Monday, December 7, 2015

Keeping Up English At Home - 1st Grade

One of the ongoing discussion in nearly every international parents group that I'm a part of includes the question of 

"How do I keep up my child's English?"

There are many families like our which are raising bilingual/multilingual children in a place where English is a minority language. This means it is not the community or school language. During the baby/toddler/preschool years language is mostly something you hear and repeat, which makes it easy to reach "native level" or "fluent level". However, as the child gets older, the challenge increases exponentially.  In this series of posts I'll share what had worked for us with the hope of inspiring others to give it a go.


First grade is a time of many changes and challenges. New school, new schedule, new responsibilities...  One of the things that helped provide stability for Zilla during the transition was our English homework time. Since he was used to having this time it was something comfortable and expected.

As the year went on we did have less and less time for English study so I had to adjust the plan to fit with the amount of time and energy that Zilla had.

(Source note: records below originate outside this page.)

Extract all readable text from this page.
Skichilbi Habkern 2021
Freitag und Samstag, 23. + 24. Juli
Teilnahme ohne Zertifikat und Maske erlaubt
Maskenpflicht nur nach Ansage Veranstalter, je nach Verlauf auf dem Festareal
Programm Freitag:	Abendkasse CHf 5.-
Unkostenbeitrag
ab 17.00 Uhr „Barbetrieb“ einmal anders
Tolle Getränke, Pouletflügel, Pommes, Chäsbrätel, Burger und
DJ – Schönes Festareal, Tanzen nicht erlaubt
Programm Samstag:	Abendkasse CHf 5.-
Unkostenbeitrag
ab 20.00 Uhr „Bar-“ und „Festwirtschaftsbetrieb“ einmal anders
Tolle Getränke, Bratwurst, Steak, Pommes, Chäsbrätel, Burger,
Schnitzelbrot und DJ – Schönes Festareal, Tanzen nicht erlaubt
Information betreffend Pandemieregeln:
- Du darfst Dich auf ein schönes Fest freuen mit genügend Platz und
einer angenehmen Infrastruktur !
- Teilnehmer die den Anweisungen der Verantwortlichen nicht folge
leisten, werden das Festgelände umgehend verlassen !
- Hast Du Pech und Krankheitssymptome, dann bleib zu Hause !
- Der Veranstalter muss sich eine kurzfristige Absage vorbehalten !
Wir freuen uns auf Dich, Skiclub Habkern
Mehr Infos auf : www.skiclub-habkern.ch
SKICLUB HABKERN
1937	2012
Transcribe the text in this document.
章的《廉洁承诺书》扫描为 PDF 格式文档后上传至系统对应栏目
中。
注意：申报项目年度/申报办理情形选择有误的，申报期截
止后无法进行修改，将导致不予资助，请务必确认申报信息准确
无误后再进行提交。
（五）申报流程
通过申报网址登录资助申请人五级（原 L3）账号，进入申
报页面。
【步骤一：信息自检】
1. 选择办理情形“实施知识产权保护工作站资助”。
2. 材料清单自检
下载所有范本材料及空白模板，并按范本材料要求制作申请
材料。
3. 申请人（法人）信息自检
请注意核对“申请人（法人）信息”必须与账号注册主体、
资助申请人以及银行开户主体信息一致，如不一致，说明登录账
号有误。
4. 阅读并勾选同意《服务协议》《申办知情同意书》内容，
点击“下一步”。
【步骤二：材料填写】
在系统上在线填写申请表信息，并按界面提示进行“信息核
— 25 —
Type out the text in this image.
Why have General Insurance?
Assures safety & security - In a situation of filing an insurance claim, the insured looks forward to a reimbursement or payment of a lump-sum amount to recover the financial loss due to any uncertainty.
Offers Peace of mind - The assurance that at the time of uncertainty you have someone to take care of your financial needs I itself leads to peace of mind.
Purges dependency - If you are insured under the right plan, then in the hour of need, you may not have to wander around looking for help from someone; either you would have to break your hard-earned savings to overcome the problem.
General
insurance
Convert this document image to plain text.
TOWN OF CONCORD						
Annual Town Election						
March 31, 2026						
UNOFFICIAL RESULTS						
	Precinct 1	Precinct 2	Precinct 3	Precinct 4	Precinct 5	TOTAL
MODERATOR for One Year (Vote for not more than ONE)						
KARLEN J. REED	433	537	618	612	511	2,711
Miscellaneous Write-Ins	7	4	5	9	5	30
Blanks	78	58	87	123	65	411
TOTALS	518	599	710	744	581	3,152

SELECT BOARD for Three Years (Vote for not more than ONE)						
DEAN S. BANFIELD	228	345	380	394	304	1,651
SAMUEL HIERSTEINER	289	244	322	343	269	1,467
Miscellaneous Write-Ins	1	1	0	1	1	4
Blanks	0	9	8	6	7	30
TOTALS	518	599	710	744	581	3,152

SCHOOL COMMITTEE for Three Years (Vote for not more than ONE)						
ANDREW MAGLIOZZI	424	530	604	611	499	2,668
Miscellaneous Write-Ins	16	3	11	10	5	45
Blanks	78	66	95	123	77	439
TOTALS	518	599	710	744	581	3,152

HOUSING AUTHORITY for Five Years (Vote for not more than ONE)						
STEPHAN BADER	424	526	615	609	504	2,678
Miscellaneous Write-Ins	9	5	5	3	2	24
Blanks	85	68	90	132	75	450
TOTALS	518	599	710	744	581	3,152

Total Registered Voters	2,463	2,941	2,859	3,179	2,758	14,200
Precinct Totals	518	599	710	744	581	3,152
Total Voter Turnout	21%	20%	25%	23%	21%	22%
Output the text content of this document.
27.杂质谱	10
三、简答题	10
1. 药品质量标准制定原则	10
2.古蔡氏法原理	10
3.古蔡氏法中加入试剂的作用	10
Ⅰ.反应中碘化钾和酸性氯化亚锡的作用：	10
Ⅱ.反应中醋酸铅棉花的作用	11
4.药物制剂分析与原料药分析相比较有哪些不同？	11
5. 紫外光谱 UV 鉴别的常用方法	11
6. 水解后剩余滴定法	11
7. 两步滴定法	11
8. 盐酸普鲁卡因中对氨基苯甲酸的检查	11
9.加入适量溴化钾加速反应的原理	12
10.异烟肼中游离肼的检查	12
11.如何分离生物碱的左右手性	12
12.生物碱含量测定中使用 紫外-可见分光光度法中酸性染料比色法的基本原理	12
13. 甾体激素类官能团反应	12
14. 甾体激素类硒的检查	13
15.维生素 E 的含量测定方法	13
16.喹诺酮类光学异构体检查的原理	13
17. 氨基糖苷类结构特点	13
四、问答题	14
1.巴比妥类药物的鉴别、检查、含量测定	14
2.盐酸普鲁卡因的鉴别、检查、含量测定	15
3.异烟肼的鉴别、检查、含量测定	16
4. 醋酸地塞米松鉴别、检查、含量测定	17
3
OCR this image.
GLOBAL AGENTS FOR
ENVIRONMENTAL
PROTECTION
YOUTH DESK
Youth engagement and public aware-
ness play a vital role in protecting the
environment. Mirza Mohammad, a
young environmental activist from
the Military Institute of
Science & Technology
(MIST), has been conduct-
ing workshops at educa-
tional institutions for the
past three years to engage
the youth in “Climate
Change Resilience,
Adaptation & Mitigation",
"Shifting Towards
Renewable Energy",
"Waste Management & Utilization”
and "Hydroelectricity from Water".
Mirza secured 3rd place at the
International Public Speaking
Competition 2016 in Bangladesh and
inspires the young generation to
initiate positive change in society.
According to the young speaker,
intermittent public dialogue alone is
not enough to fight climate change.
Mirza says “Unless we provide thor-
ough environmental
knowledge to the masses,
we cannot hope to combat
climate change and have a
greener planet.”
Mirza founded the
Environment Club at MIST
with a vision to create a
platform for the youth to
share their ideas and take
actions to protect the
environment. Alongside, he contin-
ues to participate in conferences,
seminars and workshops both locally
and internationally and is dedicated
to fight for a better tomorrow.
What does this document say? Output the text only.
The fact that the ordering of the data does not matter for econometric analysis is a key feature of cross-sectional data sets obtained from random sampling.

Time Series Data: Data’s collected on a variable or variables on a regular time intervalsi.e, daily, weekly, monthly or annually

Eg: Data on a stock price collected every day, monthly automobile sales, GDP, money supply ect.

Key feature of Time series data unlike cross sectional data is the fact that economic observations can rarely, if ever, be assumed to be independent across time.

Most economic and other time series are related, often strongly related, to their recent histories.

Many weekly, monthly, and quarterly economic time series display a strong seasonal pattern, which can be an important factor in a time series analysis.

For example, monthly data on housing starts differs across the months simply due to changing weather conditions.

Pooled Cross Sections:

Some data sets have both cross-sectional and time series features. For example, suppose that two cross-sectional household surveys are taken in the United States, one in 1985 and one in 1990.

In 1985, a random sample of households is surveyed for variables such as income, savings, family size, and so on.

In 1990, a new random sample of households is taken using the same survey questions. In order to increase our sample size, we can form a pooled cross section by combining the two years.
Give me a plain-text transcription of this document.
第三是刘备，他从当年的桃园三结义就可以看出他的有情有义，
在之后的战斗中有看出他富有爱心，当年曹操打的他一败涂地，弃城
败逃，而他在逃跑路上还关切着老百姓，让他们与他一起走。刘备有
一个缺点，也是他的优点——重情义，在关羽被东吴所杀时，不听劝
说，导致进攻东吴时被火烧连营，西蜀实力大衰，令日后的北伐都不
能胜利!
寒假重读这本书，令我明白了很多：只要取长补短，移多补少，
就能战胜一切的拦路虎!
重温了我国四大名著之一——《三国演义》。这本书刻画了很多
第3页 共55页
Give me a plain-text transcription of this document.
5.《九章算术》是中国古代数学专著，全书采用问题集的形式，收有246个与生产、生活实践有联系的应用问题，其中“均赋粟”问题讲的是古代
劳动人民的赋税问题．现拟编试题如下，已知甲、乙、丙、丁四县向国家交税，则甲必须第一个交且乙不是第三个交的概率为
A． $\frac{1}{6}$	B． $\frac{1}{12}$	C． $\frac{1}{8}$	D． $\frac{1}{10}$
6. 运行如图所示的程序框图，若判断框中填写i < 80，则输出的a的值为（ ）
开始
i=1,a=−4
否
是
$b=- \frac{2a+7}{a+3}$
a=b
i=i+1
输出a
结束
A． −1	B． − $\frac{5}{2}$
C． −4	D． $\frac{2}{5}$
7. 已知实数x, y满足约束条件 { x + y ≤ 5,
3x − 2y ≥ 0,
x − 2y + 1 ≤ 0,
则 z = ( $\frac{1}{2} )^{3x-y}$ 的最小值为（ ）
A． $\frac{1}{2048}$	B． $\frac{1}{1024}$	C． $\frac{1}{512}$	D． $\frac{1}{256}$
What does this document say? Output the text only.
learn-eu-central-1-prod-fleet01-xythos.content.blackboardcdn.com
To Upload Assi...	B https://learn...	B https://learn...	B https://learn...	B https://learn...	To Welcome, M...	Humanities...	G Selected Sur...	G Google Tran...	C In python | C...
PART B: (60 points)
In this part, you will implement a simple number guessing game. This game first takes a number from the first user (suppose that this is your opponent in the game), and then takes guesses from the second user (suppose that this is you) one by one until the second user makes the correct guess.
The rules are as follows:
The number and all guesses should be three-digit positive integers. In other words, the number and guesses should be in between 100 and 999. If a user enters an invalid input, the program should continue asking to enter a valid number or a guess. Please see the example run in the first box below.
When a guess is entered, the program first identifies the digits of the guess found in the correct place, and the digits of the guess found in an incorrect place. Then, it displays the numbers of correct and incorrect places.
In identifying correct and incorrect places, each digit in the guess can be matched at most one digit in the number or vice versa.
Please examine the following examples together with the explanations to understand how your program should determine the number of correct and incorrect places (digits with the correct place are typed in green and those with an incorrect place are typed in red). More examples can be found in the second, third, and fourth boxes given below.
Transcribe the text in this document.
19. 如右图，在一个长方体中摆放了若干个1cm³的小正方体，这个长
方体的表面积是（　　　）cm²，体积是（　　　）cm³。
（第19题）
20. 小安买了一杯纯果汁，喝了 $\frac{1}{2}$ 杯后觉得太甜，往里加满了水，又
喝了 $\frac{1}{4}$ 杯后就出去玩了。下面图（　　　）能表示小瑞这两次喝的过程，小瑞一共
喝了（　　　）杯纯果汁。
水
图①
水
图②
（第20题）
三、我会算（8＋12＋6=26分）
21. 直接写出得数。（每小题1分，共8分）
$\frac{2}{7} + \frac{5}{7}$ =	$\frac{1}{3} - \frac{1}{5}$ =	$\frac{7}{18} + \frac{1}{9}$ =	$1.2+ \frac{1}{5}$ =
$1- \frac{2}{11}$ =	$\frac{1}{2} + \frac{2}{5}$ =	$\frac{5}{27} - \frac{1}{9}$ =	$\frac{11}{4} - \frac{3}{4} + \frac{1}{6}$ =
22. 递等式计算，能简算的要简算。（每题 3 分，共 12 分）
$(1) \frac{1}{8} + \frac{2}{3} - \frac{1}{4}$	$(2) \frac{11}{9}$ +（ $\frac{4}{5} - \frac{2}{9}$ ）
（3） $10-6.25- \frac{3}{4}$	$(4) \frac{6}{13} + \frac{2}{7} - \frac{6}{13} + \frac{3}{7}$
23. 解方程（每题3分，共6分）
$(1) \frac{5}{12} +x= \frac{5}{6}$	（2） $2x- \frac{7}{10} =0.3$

We started the year with a goal of doing 3 things each day - a writing activity, a reading activity and a math activity.

The reading activity focused mainly on phonics.  We found the Bob Book series to be perfect as it is graded readers. Each book is small so I could slip a couple in my purse to read together on the train to/from school.

The motivation for the math activity was twofold. The first was to continue the math Zilla had been doing previously (montessori based with some Kumon mixed in). The second was to give him the English vocabulary needed for math along with the English/American style of math.  In the end we only did math about half the year, until he finished the Star Wars 2nd Grade Math book was completed because he needed more time for the school math and he had a good grasp on the vocabulary.

The area Zilla dislikes the most and incidentally struggles with the most is writing.  Perhaps this is because it requires so much practice? Or because he was studying 3 other writing systems at school? When a child is really not interested it becomes part of the teacher's job to create interest. The thing that caught his attention and held it to the point that he was able to get over the wall that he had been up against was the Star Wars Writing Skills book. After that we could move on to other writing exercises.

There are many great books and activities to choose from. Each child's area of interest will differ as will the area which needs a little more attention. It is ok to slow down, speed up or change courses as needed. We have gone through times where it was fun to work on English together, and times where it was very frustrating. It is all part of the process.